林天際眼裏滿是兇狠和陰鷙:“所以,我要報覆……她嫁給了那個書呆子,還懷了他的孩子,我不能讓他們好過……我得不到的東西,別人也休想得到……我知道她生了一個女兒,我去醫院偷偷看過,五官很精致,長得十分秀氣,跟她媽媽一模一樣,將來也會禍害其他男人……我不能讓他們一家三口那麽幸福……所以,我潛入他們車,在剎車器上動了手腳……既然得不到她,我就毀滅她……你知道嗎,他們夫婦是我害死的……那場車禍,是我幹的好事……”林天際說著說著,露出了陰詭卑鄙的笑容。

“但是你沒想到,她的女兒活了下來。剛開始的那幾年,你為了掩人耳目,遠離了齊秋水生活的中心,但在她十歲那年,你偶然發現了她的奶奶和姥姥已經去世,人在孤兒院裏。這個時候開始,你就盤算著如何接近她,如何將她帶到自己身邊折磨她、摧殘她、毀滅她,來滿足你心中變態的覆仇願望,我說的對嗎?”

林天際啞然失笑。

“你說對了。事實證明,我的計劃很成功。我進入了安琪兒學校當老師,把齊秋水緊緊地攥在了手心裏。啊……報仇的滋味,真是太美妙了……劉千帆她永遠也不會想到,她遺留在人間的女兒,竟然有一天會成為我的玩偶……”

“畜生!”江誠大義凜然地呵斥道,“我告訴你林天際,像你這種泯滅人性、喪盡天良的畜生,你的下一站,一定是地獄。”

林天際無恥地裂開嘴笑著。

“你對童凱希痛下毒手,就是因為他發現了你對齊秋水所做的事?”

“沒錯……那天我忘了鎖門……當我正玩得起勁時,他突然出現在我面前。雖然他看不見,但聽覺是非常靈敏的……我知道他認出了我和齊秋水的聲音……”林天際坦白招供。

江誠再次開口問道:“十六年前的那起車禍,你是怎麽做的手腳?把經過原原本本地說一遍。”

林天際的思緒回到了十六年前的那個春天。
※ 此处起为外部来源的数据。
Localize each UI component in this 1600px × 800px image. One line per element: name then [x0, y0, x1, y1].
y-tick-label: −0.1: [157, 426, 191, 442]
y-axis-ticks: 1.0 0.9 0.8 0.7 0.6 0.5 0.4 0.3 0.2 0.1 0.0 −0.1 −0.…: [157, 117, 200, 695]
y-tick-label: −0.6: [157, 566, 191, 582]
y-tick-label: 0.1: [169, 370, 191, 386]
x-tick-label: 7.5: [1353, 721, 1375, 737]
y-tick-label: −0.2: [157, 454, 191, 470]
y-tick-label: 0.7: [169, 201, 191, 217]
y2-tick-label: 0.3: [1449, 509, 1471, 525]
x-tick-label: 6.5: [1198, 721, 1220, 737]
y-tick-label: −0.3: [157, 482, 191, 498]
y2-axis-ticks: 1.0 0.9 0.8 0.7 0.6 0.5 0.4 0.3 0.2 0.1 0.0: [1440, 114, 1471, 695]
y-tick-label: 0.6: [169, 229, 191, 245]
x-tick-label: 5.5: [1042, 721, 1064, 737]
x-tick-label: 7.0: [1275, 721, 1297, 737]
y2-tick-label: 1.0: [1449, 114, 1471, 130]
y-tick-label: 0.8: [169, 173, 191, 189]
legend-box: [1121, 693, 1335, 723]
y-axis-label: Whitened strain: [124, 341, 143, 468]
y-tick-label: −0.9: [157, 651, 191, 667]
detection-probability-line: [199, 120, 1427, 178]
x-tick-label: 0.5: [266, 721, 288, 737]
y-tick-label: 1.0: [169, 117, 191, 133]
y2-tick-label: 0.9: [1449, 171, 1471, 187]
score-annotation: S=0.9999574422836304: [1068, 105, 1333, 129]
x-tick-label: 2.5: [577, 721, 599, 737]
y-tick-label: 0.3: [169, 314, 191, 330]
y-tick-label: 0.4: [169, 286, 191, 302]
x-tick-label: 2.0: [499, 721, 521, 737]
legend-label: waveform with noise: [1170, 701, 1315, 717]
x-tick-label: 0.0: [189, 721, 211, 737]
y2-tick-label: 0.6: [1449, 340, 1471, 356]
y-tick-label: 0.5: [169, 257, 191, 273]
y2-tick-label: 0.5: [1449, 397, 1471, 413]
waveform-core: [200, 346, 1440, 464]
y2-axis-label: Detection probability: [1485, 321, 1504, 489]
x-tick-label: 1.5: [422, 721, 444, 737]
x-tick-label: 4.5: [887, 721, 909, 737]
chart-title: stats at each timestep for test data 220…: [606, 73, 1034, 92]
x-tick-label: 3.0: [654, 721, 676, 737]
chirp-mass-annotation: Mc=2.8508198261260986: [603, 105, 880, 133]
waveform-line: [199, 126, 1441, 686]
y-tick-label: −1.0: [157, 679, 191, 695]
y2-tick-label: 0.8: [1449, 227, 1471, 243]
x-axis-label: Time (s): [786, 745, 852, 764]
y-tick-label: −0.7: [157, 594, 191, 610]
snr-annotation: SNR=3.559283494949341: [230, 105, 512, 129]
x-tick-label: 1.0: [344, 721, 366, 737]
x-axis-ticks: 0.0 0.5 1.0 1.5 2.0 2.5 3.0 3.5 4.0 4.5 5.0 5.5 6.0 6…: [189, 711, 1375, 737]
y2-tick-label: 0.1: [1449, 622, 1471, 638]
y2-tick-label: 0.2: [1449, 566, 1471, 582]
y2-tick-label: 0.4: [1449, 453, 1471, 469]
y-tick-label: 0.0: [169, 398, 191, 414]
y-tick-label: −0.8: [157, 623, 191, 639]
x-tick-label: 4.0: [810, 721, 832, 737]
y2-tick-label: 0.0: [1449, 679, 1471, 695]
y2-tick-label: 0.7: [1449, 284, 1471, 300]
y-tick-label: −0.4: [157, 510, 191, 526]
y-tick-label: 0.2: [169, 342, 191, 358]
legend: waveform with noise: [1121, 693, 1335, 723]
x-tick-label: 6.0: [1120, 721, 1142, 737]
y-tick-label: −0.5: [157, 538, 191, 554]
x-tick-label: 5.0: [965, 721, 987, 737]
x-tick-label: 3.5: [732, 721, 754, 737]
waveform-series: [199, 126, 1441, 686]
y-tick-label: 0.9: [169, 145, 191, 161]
他斷斷續續、時而高亢時而惱怒,一點一滴地將整個事件供了出來。

十六年前的真相,漸漸地浮出了水面。

審訊室裏的溫度越來越低,江誠的心也愈聽愈涼。

審訊室的門再次被打開,又有新的資料遞交上來。

江誠拿起從A市公安交通管理局傳真過來的資料,心緒不安地翻開了第一頁。

他倏地一震,猛抽了幾口涼氣,才使激動的心情平覆下來。

他做夢也沒有想到,多少年來,他和妹妹一直以為的“意外”,原來竟是一場蓄意的謀殺。

至親的離世原來並不是意外,他們是一起喪心病狂的謀殺案裏,徹頭徹尾的遭殃者。